In VASP code calculations, accelerations values between 3 and 8 times have been obtained, depending on the subroutines used, different architectures and different chemical compounds used for the simulations [11,16]. Other similar codes have reported even larger accelerations, 10x for OCTOPUS [10] or even up to 20 times with respect to the CPU version for PEtot code [13],and even more in codes that combine DFT and Molecular Mechanics methodologies (QM/MM methodology), where the benefits are even larger, from 22 to 44 times faster than the pure CPU version [17]. Therefore, this clearly shows that spending time in moving the CPU versions of those codes into the GPUs is beneficial for time saving in the calculations.
3.2 Are the CPU/GPU systems worth the money?
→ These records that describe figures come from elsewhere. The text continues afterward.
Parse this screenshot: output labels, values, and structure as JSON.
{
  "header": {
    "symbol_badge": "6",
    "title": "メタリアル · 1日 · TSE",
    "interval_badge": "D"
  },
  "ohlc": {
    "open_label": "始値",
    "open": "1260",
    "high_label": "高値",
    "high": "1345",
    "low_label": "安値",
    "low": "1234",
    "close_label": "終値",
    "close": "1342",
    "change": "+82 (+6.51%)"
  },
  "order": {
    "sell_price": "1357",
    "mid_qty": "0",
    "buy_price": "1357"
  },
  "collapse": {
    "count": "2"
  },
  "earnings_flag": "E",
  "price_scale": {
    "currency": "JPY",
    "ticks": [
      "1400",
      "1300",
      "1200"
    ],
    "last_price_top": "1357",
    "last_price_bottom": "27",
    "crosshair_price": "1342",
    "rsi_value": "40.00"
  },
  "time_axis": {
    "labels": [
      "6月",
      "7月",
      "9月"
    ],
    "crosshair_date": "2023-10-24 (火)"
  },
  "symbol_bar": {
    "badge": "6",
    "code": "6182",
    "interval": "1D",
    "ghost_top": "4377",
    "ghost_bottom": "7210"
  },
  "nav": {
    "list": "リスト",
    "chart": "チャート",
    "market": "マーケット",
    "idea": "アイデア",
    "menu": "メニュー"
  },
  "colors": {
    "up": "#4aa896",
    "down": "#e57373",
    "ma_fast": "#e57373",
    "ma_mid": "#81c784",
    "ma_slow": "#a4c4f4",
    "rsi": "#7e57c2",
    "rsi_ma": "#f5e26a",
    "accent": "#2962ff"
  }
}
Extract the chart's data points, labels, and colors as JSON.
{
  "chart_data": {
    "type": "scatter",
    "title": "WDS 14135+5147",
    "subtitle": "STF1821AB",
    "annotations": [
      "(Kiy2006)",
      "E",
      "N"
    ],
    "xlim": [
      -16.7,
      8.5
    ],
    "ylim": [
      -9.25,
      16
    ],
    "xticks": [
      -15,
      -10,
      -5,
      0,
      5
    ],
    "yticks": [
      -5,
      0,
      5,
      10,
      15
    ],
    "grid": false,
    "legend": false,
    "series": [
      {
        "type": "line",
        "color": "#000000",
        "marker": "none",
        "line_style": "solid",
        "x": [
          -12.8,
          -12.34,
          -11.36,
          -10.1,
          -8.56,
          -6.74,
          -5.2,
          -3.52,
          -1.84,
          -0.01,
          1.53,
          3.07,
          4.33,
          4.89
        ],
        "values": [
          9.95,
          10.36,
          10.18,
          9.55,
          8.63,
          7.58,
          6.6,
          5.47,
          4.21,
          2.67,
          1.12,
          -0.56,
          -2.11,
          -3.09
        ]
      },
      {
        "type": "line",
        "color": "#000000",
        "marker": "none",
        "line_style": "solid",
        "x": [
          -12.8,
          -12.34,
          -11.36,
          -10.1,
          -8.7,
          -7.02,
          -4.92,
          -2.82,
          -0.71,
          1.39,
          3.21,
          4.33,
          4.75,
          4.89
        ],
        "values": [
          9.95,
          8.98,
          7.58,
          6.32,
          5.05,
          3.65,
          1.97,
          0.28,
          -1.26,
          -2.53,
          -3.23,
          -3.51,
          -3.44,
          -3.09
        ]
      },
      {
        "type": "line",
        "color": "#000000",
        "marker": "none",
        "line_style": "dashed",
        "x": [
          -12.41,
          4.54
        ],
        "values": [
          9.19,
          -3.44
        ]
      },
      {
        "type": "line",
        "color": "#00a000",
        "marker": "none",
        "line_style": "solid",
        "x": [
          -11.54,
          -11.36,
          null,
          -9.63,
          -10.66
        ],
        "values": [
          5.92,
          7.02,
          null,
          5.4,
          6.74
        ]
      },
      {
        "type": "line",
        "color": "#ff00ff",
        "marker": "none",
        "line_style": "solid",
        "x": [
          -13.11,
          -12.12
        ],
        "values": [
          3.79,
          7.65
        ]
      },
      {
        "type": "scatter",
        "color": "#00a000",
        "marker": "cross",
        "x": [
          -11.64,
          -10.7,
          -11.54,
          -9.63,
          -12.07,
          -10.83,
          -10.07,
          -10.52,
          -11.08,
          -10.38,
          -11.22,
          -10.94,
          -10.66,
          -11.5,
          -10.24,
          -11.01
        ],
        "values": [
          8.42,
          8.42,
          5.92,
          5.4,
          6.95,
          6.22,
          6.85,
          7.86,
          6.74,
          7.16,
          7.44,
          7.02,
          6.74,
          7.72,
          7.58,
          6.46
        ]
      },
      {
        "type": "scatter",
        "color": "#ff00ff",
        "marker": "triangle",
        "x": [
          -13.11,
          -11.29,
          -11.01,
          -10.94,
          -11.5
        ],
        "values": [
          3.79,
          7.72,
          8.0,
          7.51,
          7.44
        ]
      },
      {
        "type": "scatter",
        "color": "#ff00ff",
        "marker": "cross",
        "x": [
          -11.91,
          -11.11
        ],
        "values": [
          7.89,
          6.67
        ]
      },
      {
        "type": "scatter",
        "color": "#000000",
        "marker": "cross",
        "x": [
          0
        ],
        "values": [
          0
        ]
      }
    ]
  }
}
Once the acceleration obtained with the CPU/GPU versions of the DFT codes with respect to the CPU versions is known, one can wonder whether this acceleration makes the extra money used to buy the GPU systems worth it. The addition of GPU cards to the CPU can mean that the price of the node doubles, or even more. Therefore one has to compare if the CPU/GPU systems is economically better than a cluster of CPUs connected by an infiniband. And the answer is yes.
First, the amount of money required in the infiniband will decrease or even disappear in reducing the number of nodes. Second the number of nodes will also decrease. Because one gets with the GPU systems accelerations much beyond 3 (up to 20-40 times), duplicating the price of the node is less than the acceleration obtained, and therefore, the price/performance ratio decreases.
This can be especially useful in relatively small computing clusters. With new CPU/GPUs configurations one can perform calculations that were previously restricted to very large HPC systems, but with less nodes and therefore, avoiding the transmission of information required among them, which slows down the calculations between nodes.
Competing Interests
The authors declare that they have no competing interests.